Salade Niçoise

Chickpeas or tofu can be used in place of the traditional tuna fish or anchovies for this vegetarian salade niçoise recipe.

Yield: 4 servings

Time: 45 minutes


  • 1 large or 4 small salad bowls
  • small bowl
  • whisk


  • 4-8 lettuce leaves
  • 1 c cherry tomatoes, halved  or  2 regular tomatoes, quartered
  • 1 small cucumber, peeled and chopped
  • ½ c green beans, lightly steamed  or  fresh baby fava beans, peeled
  • 2 green peppers, de-stemmed, seeded, and julienned
  • 1 c cooked chickpeas  or  cubed tofu
  • 2 scallions, minced
  • several leaves basil, chopped
  • ½-¾ c olive oil
  • 1 T Dijon mustard
  • pepper
  • 1 clove garlic, peeled and minced
  • ¼ c Niçoise or black olives, pitted


Chop or tear the lettuce, then arrange in salad bowl(s).

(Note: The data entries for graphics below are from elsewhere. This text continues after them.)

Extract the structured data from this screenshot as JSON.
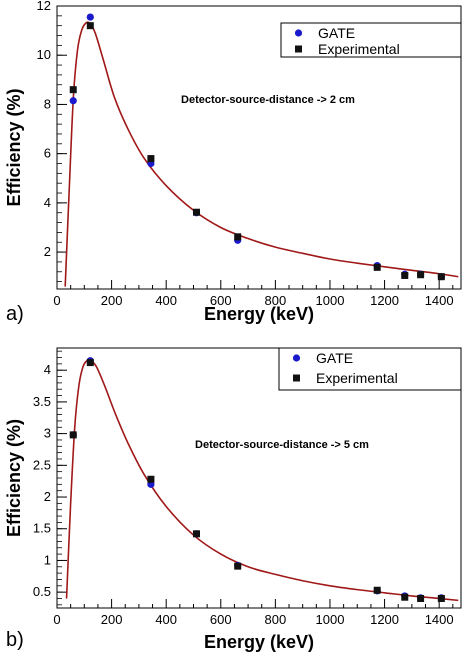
{
  "colors": {
    "gate_marker": "#1a1acc",
    "experimental_marker": "#111111",
    "fit_curve": "#a01818"
  },
  "chart_data": [
    {
      "panel_label": "a)",
      "type": "scatter",
      "annotation": "Detector-source-distance -> 2 cm",
      "xlabel": "Energy (keV)",
      "ylabel": "Efficiency (%)",
      "xlim": [
        0,
        1480
      ],
      "ylim": [
        0.5,
        12
      ],
      "x_ticks": [
        0,
        200,
        400,
        600,
        800,
        1000,
        1200,
        1400
      ],
      "y_ticks": [
        2,
        4,
        6,
        8,
        10,
        12
      ],
      "legend_position": "top-right",
      "grid": false,
      "series": [
        {
          "name": "GATE",
          "marker": "circle",
          "x": [
            59.5,
            122,
            344,
            511,
            662,
            1173,
            1274,
            1332,
            1408
          ],
          "y": [
            8.15,
            11.55,
            5.6,
            3.6,
            2.48,
            1.45,
            1.1,
            1.1,
            1.0
          ]
        },
        {
          "name": "Experimental",
          "marker": "square",
          "x": [
            59.5,
            122,
            344,
            511,
            662,
            1173,
            1274,
            1332,
            1408
          ],
          "y": [
            8.6,
            11.2,
            5.8,
            3.62,
            2.62,
            1.38,
            1.05,
            1.08,
            1.0
          ]
        },
        {
          "style": "line",
          "x": [
            30,
            45,
            60,
            75,
            90,
            105,
            120,
            140,
            170,
            210,
            260,
            320,
            400,
            500,
            600,
            700,
            800,
            900,
            1000,
            1100,
            1200,
            1300,
            1400,
            1470
          ],
          "y": [
            0.6,
            4.6,
            8.3,
            10.2,
            11.0,
            11.3,
            11.3,
            10.9,
            9.8,
            8.3,
            7.0,
            5.8,
            4.7,
            3.7,
            3.0,
            2.55,
            2.2,
            1.95,
            1.72,
            1.55,
            1.4,
            1.26,
            1.12,
            1.0
          ]
        }
      ]
    },
    {
      "panel_label": "b)",
      "type": "scatter",
      "annotation": "Detector-source-distance -> 5 cm",
      "xlabel": "Energy (keV)",
      "ylabel": "Efficiency (%)",
      "xlim": [
        0,
        1480
      ],
      "ylim": [
        0.25,
        4.35
      ],
      "x_ticks": [
        0,
        200,
        400,
        600,
        800,
        1000,
        1200,
        1400
      ],
      "y_ticks": [
        0.5,
        1,
        1.5,
        2,
        2.5,
        3,
        3.5,
        4
      ],
      "legend_position": "top-right",
      "grid": false,
      "series": [
        {
          "name": "GATE",
          "marker": "circle",
          "x": [
            59.5,
            122,
            344,
            511,
            662,
            1173,
            1274,
            1332,
            1408
          ],
          "y": [
            2.98,
            4.15,
            2.2,
            1.42,
            0.92,
            0.52,
            0.44,
            0.41,
            0.41
          ]
        },
        {
          "name": "Experimental",
          "marker": "square",
          "x": [
            59.5,
            122,
            344,
            511,
            662,
            1173,
            1274,
            1332,
            1408
          ],
          "y": [
            2.98,
            4.12,
            2.28,
            1.42,
            0.91,
            0.53,
            0.42,
            0.4,
            0.4
          ]
        },
        {
          "style": "line",
          "x": [
            35,
            50,
            65,
            80,
            95,
            110,
            125,
            145,
            175,
            215,
            260,
            320,
            400,
            500,
            600,
            700,
            800,
            900,
            1000,
            1100,
            1200,
            1300,
            1400,
            1470
          ],
          "y": [
            0.4,
            1.9,
            3.1,
            3.75,
            4.05,
            4.15,
            4.15,
            4.05,
            3.75,
            3.3,
            2.85,
            2.35,
            1.85,
            1.4,
            1.1,
            0.9,
            0.78,
            0.68,
            0.6,
            0.54,
            0.49,
            0.44,
            0.4,
            0.37
          ]
        }
      ]
    }
  ]
}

Top with tomatoes, cucumber, beans, peppers, and chickpeas or tofu. Sprinkle with scallions and basil.

Whisk together olive oil, mustard, pepper, and garlic. Pour over the salad, then top with olives.

Refrigerate for 30 minutes and serve.


The adjective niçoise refers to Nice, France, which is where salade niçoise is from.